The connection speed setting will appear in the Device Settings window when a GRBL device profile is created. The Device Settings window is Dynamic and Baud rate won’t be available for all engravers; not all engravers communicate through the usb/serial port. The lbdev file is a file with all the Device Settings built in. After you import it, and select the LP4 Device, the Baud rate will be set correctly.

Thanks. Did all of that and it now connects. However, it keeps losing connection, giving EEPROM failure errors, etc. I can’t believe this is this difficult. The LP4 software might be a lot more basic, but it worked out of the box and I was burning images within about 5 minutes. I’m a couple hours into LB software and nothing but errors and problems. So frustrating.

The EEPROM is in the LaserPecker itself.

The test unit I received is running Firmware Version V6.5.5. Flashing newer firmware may help.

I have noticed others are struggling with Error 7 EEPROM Read Error.
Is this the error you’re seeing?

I’m attempting to confirm this but I’m fairly certain that this error can be generated by attempting to adjust Machine Settings that the Manufacturer has locked out.

If you’re willing, Screen captures from your computer and text copied from the Console window in LightBurn can aid troubleshooting considerably. I’ll fire up mine and see what I can discover.

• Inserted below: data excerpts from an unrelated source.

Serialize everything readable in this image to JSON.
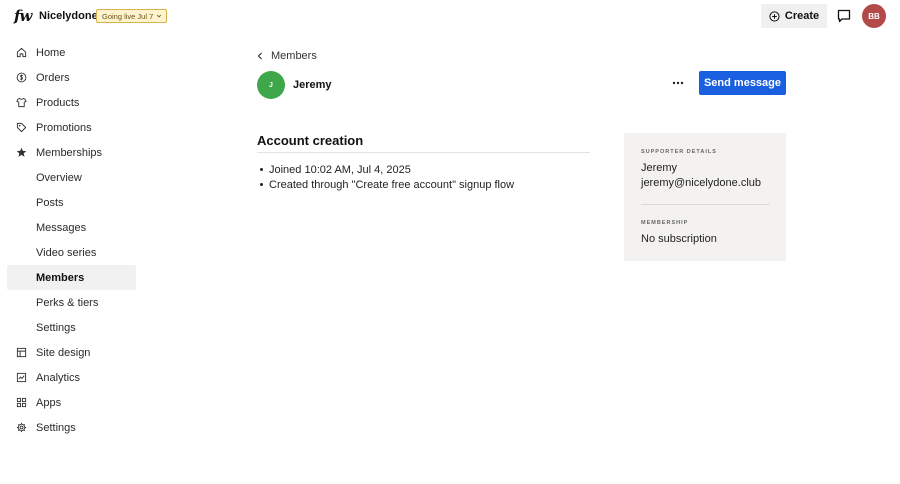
{
  "header": {
    "logo_text": "fw",
    "site_name": "Nicelydone",
    "live_badge": "Going live Jul 7",
    "create_label": "Create",
    "user_initials": "BB"
  },
  "sidebar": {
    "items": [
      {
        "label": "Home",
        "icon": "home-icon"
      },
      {
        "label": "Orders",
        "icon": "orders-icon"
      },
      {
        "label": "Products",
        "icon": "products-icon"
      },
      {
        "label": "Promotions",
        "icon": "tag-icon"
      },
      {
        "label": "Memberships",
        "icon": "star-icon"
      },
      {
        "label": "Overview"
      },
      {
        "label": "Posts"
      },
      {
        "label": "Messages"
      },
      {
        "label": "Video series"
      },
      {
        "label": "Members",
        "active": true
      },
      {
        "label": "Perks & tiers"
      },
      {
        "label": "Settings"
      },
      {
        "label": "Site design",
        "icon": "layout-icon"
      },
      {
        "label": "Analytics",
        "icon": "analytics-icon"
      },
      {
        "label": "Apps",
        "icon": "apps-icon"
      },
      {
        "label": "Settings",
        "icon": "gear-icon"
      }
    ]
  },
  "main": {
    "breadcrumb": "Members",
    "member": {
      "initial": "J",
      "name": "Jeremy"
    },
    "send_message_label": "Send message",
    "section_title": "Account creation",
    "events": [
      "Joined 10:02 AM, Jul 4, 2025",
      "Created through \"Create free account\" signup flow"
    ]
  },
  "details": {
    "supporter_label": "SUPPORTER DETAILS",
    "supporter_name": "Jeremy",
    "supporter_email": "jeremy@nicelydone.club",
    "membership_label": "MEMBERSHIP",
    "membership_value": "No subscription"
  },
  "colors": {
    "primary": "#1a5fe0",
    "member_avatar": "#3fa64a",
    "user_avatar": "#b24a4a",
    "badge_bg": "#fdf3cf",
    "card_bg": "#f3f2f0"
  }
}
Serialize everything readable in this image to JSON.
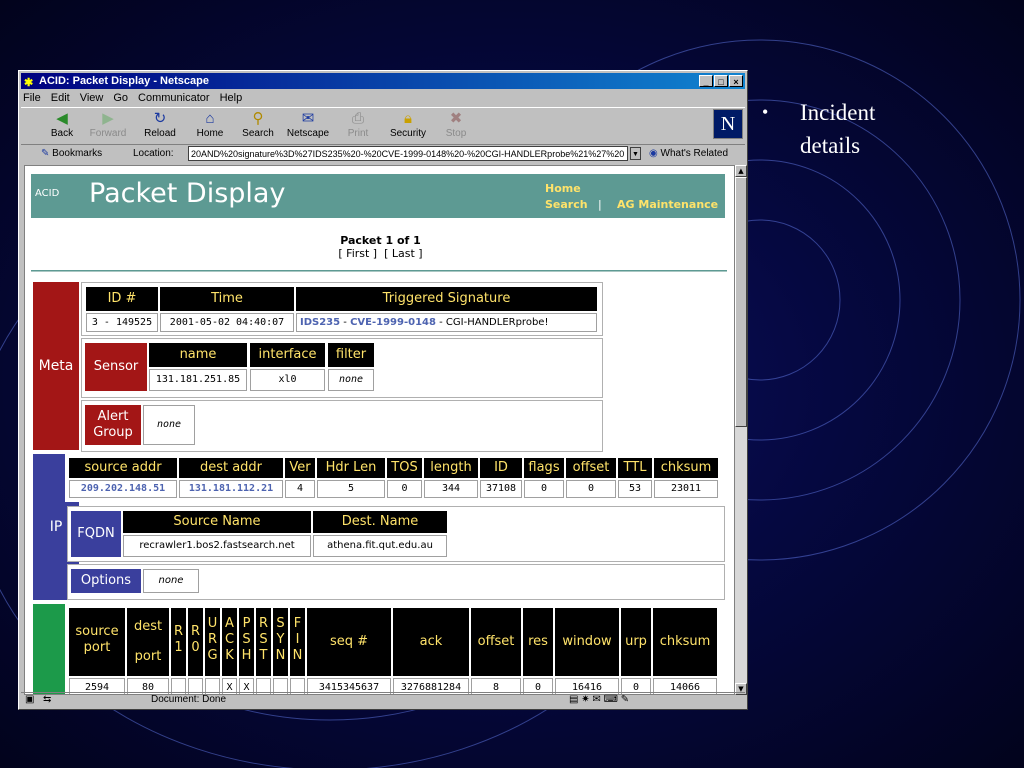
{
  "slide": {
    "bullet": "•",
    "text": "Incident details"
  },
  "window": {
    "title": "ACID: Packet Display - Netscape",
    "controls": [
      "_",
      "□",
      "×"
    ],
    "menu": [
      "File",
      "Edit",
      "View",
      "Go",
      "Communicator",
      "Help"
    ],
    "toolbar": [
      {
        "label": "Back",
        "icon": "back-arrow-icon",
        "enabled": true
      },
      {
        "label": "Forward",
        "icon": "forward-arrow-icon",
        "enabled": false
      },
      {
        "label": "Reload",
        "icon": "reload-icon",
        "enabled": true
      },
      {
        "label": "Home",
        "icon": "home-icon",
        "enabled": true
      },
      {
        "label": "Search",
        "icon": "search-icon",
        "enabled": true
      },
      {
        "label": "Netscape",
        "icon": "netscape-icon",
        "enabled": true
      },
      {
        "label": "Print",
        "icon": "print-icon",
        "enabled": false
      },
      {
        "label": "Security",
        "icon": "lock-icon",
        "enabled": true
      },
      {
        "label": "Stop",
        "icon": "stop-icon",
        "enabled": false
      }
    ],
    "logo": "N",
    "bookmarks": "Bookmarks",
    "location_label": "Location:",
    "location_value": "20AND%20signature%3D%27IDS235%20-%20CVE-1999-0148%20-%20CGI-HANDLERprobe%21%27%20",
    "whats_related": "What's Related",
    "status": "Document: Done"
  },
  "page": {
    "acid": "ACID",
    "title": "Packet Display",
    "links": {
      "home": "Home",
      "search": "Search",
      "sep": "|",
      "maint": "AG Maintenance"
    },
    "packet_of": "Packet 1 of 1",
    "first": "[ First ]",
    "last": "[ Last ]",
    "meta": {
      "label": "Meta",
      "headers": [
        "ID #",
        "Time",
        "Triggered Signature"
      ],
      "id": "3 - 149525",
      "time": "2001-05-02 04:40:07",
      "sig_ids": "IDS235",
      "sig_dash1": " - ",
      "sig_cve": "CVE-1999-0148",
      "sig_rest": " - CGI-HANDLERprobe!",
      "sensor_label": "Sensor",
      "sensor_headers": [
        "name",
        "interface",
        "filter"
      ],
      "sensor_name": "131.181.251.85",
      "sensor_interface": "xl0",
      "sensor_filter": "none",
      "alert_group_label": "Alert Group",
      "alert_group_value": "none"
    },
    "ip": {
      "label": "IP",
      "headers": [
        "source addr",
        "dest addr",
        "Ver",
        "Hdr Len",
        "TOS",
        "length",
        "ID",
        "flags",
        "offset",
        "TTL",
        "chksum"
      ],
      "values": [
        "209.202.148.51",
        "131.181.112.21",
        "4",
        "5",
        "0",
        "344",
        "37108",
        "0",
        "0",
        "53",
        "23011"
      ],
      "fqdn_label": "FQDN",
      "fqdn_headers": [
        "Source Name",
        "Dest. Name"
      ],
      "fqdn_values": [
        "recrawler1.bos2.fastsearch.net",
        "athena.fit.qut.edu.au"
      ],
      "options_label": "Options",
      "options_value": "none"
    },
    "tcp": {
      "headers": [
        "source port",
        "dest port",
        "R 1",
        "R 0",
        "U R G",
        "A C K",
        "P S H",
        "R S T",
        "S Y N",
        "F I N",
        "seq #",
        "ack",
        "offset",
        "res",
        "window",
        "urp",
        "chksum"
      ],
      "values": [
        "2594",
        "80",
        "",
        "",
        "",
        "X",
        "X",
        "",
        "",
        "",
        "3415345637",
        "3276881284",
        "8",
        "0",
        "16416",
        "0",
        "14066"
      ]
    }
  }
}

Yes, error 7 eeprom failure is what I got. However, now that I’m trying to duplicate it for a screenshot, LB can’t even find my device. It’s on and usual. augh
2024-01-15_16-33-16

If you have any other software running it can occupy the USB port and block other connections.

The other ‘feature’ of usb ports is that because they’re dynamically assigned, the laser can change COM ports when other connections are made.

In LightBurn, in the Laser window, confirm that you’ve selected the device profile for the LP4, then Click the Connection button in the middle. It will say Choose or COM3 or COM5 or something similar. You can have several options here but one will connect to the LaserPecker 4 if it’s plugged into your computer.

I’m looking for the technical reference for Error 7. I believe it’s emitted when a write operation is attempted on write-protected Machine Settings in GRBL. Any new settings that don’t match what is read from the EEPROM are interpreted as a Read-Error and the Settings are reset to what was built in (at build-time) when the firmware was compiled.

Occasionally, Microsoft OneDrive seems to cause project Files and Machine Settings to be misplaced or damaged. This also happens with removable storage and other cloud services. If things work well and suddenly go wrong, that’s my first go-to when troubleshooting.